In The Atlantic, Conor Friedersdorf looks at the mainstream media’s obsession with Rand Paul’s (to borrow a time-worn term from Canadian politics) “hidden agenda”:
Critiques of democracy are as old as the excesses of the Athenian variety. Here’s a classic: The unmediated masses are as capable of doing an injustice as any aristocracy or tyrant. In America, it’s acceptable to say, as shorthand, that we’re living in a Western liberal democracy. But the fact is that we live in a federal, constitutional republic, because the Framers mistrusted democracy, and the vast majority of Americans retain a great part of that mistrust. We’ve extended the franchise, amended the Constitution to permit the direct election of senators, and we’re likely to eventually abandon the electoral college and elect presidents by the popular vote. But there is broad, deep support for anti-democratic features of our system, like the Bill of Rights.

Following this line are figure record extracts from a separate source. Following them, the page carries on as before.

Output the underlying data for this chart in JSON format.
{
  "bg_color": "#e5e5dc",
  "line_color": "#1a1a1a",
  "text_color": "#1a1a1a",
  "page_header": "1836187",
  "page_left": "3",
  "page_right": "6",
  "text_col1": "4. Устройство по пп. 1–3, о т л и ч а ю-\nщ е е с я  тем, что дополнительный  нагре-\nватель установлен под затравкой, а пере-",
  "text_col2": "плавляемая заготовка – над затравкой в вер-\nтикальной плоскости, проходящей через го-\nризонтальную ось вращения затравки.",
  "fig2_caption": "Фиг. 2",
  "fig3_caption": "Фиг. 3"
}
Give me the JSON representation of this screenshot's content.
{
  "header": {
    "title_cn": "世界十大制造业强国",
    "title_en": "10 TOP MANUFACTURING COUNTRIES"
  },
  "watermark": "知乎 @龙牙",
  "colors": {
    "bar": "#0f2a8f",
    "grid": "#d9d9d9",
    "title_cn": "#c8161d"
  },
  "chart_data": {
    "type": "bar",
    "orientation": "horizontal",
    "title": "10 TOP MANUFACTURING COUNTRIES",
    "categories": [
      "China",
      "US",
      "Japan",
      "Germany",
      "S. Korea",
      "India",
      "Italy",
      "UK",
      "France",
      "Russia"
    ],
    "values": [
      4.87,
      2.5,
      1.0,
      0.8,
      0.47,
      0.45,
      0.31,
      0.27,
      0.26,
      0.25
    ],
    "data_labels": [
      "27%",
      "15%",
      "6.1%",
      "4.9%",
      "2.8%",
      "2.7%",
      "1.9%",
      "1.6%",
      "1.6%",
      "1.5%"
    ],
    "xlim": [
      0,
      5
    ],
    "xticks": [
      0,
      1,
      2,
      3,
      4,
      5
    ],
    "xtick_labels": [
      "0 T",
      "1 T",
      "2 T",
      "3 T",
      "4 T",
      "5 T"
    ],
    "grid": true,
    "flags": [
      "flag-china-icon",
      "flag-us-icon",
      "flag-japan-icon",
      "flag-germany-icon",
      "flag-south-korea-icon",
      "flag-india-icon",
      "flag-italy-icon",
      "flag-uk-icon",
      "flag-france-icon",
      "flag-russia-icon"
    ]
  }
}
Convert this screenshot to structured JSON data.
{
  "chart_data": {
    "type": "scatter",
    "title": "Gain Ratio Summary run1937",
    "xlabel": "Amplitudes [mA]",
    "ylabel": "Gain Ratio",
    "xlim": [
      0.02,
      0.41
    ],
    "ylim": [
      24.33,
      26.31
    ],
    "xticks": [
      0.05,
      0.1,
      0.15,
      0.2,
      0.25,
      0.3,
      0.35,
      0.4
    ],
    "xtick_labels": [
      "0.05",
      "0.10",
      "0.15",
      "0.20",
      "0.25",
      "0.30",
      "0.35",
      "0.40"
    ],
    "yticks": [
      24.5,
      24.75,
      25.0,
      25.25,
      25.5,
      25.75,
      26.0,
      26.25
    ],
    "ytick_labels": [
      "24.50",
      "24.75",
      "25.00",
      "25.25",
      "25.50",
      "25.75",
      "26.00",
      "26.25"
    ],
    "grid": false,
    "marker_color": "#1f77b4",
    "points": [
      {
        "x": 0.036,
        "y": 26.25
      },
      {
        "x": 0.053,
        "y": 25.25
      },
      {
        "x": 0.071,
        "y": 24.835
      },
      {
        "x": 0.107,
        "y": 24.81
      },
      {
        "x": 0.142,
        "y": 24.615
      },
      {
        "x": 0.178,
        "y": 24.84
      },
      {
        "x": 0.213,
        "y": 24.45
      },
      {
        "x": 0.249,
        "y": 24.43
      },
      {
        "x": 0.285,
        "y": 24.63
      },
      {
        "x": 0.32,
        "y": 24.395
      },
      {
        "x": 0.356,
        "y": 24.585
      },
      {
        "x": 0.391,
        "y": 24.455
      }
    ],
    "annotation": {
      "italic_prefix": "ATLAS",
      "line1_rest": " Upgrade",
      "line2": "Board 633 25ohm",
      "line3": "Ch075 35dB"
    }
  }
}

All of this is totally uncontroversial — unless it is uttered by Senator Rand Paul, the national politician most likely to evoke irrational paranoia from the political press. Serial anti-libertarian Jonathan Chait is the latest to demonstrate this truth in an unintentionally revealing item at New York.
Here’s how he begins:
The most unusual and interesting line in Julia Ioffe’s highly interesting profile of Rand Paul is Paul’s confession, “I’m not a firm believer in democracy. It gave us Jim Crow.” Of course, that’s an awfully strange way to condemn Jim Crow, which arose in the distinctly undemocratic Apartheid South (it was no coincidence that the dismantling of Jim Crow and the granting of democratic rights to African-Americans happened simultaneously).
This is an uncharitable beginning. If a scholar of political thought said of ancient Athens, “I’m not a firm believer in democracy — it required slavery, war, or both, to subsidize the lower classes while they carried out their civic duties,” no one would think that a strange formulation — it is perfectly coherent to talk about democracy in places that didn’t extend the franchise universally, given how the term has been used and understood for two thousand years of political history.
[. . .]
What Chait did is hardly unique. In the political press, it happens again and again: libertarian leaning folks are portrayed as if they’re radical, extremist ideologues, even when they’re expressing ideas that are widely held by Americans across the political spectrum. Here is the absurd cover The New Republic chose for the issue in which the Paul profile appears:
This would seem to imply that, relative to other politicians, the guy who went on Rachel Maddow to discuss the nuances of his take on the Civil Rights Act is the one hiding his “real” self from us. Remember the conservatives who kept saying, “Obama is hiding something — he’s not one of us”? That magazine cover is what it looks like when liberals cave to a similar pathology.